Ein digitaler Tsunami

Ägidius Engel, Geschäftsführer des Diözesan-Ethikrates, schildert die fundamentalen Veränderungen

Detmold. Die Gegenwart erlebt einen digitalen Tsunami der Veränderung. Wie können wir mit den Herausforderungen der digitalen Welt umgehen, wie müssen wir darauf reagieren? Darum ging es bei einem Vortrag von Ägidius Engel im Haus am Dolzer Teich in Detmold.

Ägidius Engel ist Geschäftsführer des Diözesan-Ethikrates im Erzbistum Paderborn. In Detmold war er auf Einladung des Caritasverbandes für den Kreis Lippe und die Stadt Bad Pyrmont. Der Vortrag im Haus am Dolzer Teich war Teil der Caritas-Jahreskampagne „Sozial braucht digital“. Die Caritas will damit auffordern, den digitalen Wandel mitzugestalten und ihn nicht nur der Wirtschaft und Industrie zu überlassen.

Doch wie kann das gelingen? Ägidius Engel schilderte ausführlich die fundamentale Veränderung der Welt durch „Big Data“, die Auswertung großer Datenmengen. Es sind nicht nur die viel geliebten und oft geschmähten sozialen Medien wie Facebook oder Insta­gram, die uns „smart umhüllen“. Die puren Datenmengen, die von jedem von uns digital erhoben werden, sind erschreckend. Die Folge ist der gläserne Mensch, der leicht zu manipulieren scheint.
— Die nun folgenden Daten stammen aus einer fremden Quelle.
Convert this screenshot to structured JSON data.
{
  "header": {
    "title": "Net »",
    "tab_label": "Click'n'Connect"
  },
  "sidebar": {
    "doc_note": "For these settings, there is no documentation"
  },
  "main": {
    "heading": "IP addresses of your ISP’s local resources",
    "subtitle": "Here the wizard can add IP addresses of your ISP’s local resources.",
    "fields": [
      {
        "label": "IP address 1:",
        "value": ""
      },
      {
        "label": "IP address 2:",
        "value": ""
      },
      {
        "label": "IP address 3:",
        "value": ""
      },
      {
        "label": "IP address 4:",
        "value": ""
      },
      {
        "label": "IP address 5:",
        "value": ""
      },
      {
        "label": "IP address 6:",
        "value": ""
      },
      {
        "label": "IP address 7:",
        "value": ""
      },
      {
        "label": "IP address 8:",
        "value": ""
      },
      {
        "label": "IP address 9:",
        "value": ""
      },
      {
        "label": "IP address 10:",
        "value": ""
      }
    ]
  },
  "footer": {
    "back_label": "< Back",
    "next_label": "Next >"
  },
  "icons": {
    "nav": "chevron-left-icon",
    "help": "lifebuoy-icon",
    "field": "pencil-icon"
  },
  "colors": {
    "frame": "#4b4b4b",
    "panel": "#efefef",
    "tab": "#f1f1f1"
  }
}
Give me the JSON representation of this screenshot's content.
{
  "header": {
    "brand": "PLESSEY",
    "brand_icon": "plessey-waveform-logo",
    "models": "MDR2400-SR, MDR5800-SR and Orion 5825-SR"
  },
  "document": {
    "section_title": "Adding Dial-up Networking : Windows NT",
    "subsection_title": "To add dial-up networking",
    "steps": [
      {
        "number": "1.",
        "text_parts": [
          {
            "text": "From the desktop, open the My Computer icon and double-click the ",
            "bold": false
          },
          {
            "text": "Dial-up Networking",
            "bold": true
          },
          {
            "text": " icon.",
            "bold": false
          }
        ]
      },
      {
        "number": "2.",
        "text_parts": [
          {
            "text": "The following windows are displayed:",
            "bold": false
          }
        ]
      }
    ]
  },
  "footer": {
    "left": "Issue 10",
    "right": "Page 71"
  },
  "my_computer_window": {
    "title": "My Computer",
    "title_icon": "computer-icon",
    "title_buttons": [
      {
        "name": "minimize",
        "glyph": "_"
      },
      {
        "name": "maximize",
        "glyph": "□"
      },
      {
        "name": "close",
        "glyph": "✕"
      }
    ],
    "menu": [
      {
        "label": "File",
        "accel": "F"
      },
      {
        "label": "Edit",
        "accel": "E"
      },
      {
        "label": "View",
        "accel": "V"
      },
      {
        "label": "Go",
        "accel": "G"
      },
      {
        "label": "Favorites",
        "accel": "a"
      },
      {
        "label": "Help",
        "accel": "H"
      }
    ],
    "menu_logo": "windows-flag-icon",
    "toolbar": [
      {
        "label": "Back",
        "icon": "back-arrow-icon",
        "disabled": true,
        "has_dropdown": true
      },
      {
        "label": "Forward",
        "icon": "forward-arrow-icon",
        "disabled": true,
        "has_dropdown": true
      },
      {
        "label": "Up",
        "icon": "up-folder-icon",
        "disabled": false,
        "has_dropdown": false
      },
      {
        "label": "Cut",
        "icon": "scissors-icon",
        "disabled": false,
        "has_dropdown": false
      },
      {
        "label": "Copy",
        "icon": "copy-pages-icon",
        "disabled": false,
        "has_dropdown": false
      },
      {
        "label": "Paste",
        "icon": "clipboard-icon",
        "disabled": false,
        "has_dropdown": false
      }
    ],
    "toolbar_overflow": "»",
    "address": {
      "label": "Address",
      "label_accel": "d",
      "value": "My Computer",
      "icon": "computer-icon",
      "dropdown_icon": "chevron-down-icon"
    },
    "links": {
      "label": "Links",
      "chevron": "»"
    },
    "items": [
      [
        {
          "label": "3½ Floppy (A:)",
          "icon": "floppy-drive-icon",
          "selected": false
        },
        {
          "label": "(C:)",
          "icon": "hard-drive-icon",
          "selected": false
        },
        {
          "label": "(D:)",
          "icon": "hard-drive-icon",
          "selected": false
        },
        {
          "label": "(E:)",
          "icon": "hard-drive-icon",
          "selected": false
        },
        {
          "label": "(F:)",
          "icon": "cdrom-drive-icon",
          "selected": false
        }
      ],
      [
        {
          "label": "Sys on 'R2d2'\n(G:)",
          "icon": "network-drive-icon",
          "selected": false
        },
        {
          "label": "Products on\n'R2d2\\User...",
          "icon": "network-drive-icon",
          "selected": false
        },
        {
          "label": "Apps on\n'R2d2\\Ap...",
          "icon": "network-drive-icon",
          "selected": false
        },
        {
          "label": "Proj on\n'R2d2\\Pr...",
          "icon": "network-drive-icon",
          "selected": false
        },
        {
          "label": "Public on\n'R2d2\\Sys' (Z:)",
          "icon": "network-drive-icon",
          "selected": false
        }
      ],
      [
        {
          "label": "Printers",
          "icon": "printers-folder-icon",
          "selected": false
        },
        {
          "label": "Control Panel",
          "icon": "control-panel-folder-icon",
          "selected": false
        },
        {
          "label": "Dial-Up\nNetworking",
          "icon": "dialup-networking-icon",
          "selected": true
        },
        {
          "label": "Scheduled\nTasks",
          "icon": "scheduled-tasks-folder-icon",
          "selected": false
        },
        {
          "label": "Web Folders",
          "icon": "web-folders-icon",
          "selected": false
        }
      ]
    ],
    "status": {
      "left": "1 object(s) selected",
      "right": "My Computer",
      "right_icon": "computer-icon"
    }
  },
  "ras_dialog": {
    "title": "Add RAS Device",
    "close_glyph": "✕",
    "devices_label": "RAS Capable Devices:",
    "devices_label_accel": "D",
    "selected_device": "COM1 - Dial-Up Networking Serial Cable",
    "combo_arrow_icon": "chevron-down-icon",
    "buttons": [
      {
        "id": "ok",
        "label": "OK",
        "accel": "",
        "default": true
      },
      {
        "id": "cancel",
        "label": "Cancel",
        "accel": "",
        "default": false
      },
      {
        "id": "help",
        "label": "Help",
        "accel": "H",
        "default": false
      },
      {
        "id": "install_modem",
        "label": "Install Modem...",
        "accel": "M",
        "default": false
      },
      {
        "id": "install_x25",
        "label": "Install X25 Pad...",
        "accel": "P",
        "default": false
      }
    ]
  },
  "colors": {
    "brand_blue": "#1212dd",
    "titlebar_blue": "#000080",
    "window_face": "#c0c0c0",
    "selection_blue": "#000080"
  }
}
Ein Ethiker wie Ägidius Engel ist besonders an den moralischen Fragen interessiert, die sich durch die „Algorithmisierung von Entscheidungen“ ergibt. Was ist, wenn das selbstfahrende Auto mit drei Insassen auf drei Passanten zufährt und nur dann ausweichen kann, indem es gegen eine Barriere steuert? Die Verletzung oder sogar den Tod welcher Personengruppe wird es wählen?

Autonom steuernde Fahrzeuge werden von Menschen programmiert, deren ethische Einstellungen und kulturelle Einstellungen sich in der Programmierung wiederfinden. Auftraggeber und digitale Unternehmer erlangen dank ihrer gesammelten Daten unermessliche Macht. Diese menschlichen Faktoren der Digitalisierung sind Grund zu Sorge.

In China ist die digitale soziale Kontrolle so weit fortgeschritten, dass der weitgehend überwachte Mensch nur dann einen Führerschein erhält, wenn er genug „Social-Credit-­Points“ gesammelt hat. Jedes Fehlverhalten, das im Internet festgehalten wird, führt zu einem Punkteabzug. Wer immer schon Angst vor dem „großen Bruder“ aus der Orwellschen Fiktion hatte – hier scheint diese Zukunftsangst bereits Realität geworden zu sein.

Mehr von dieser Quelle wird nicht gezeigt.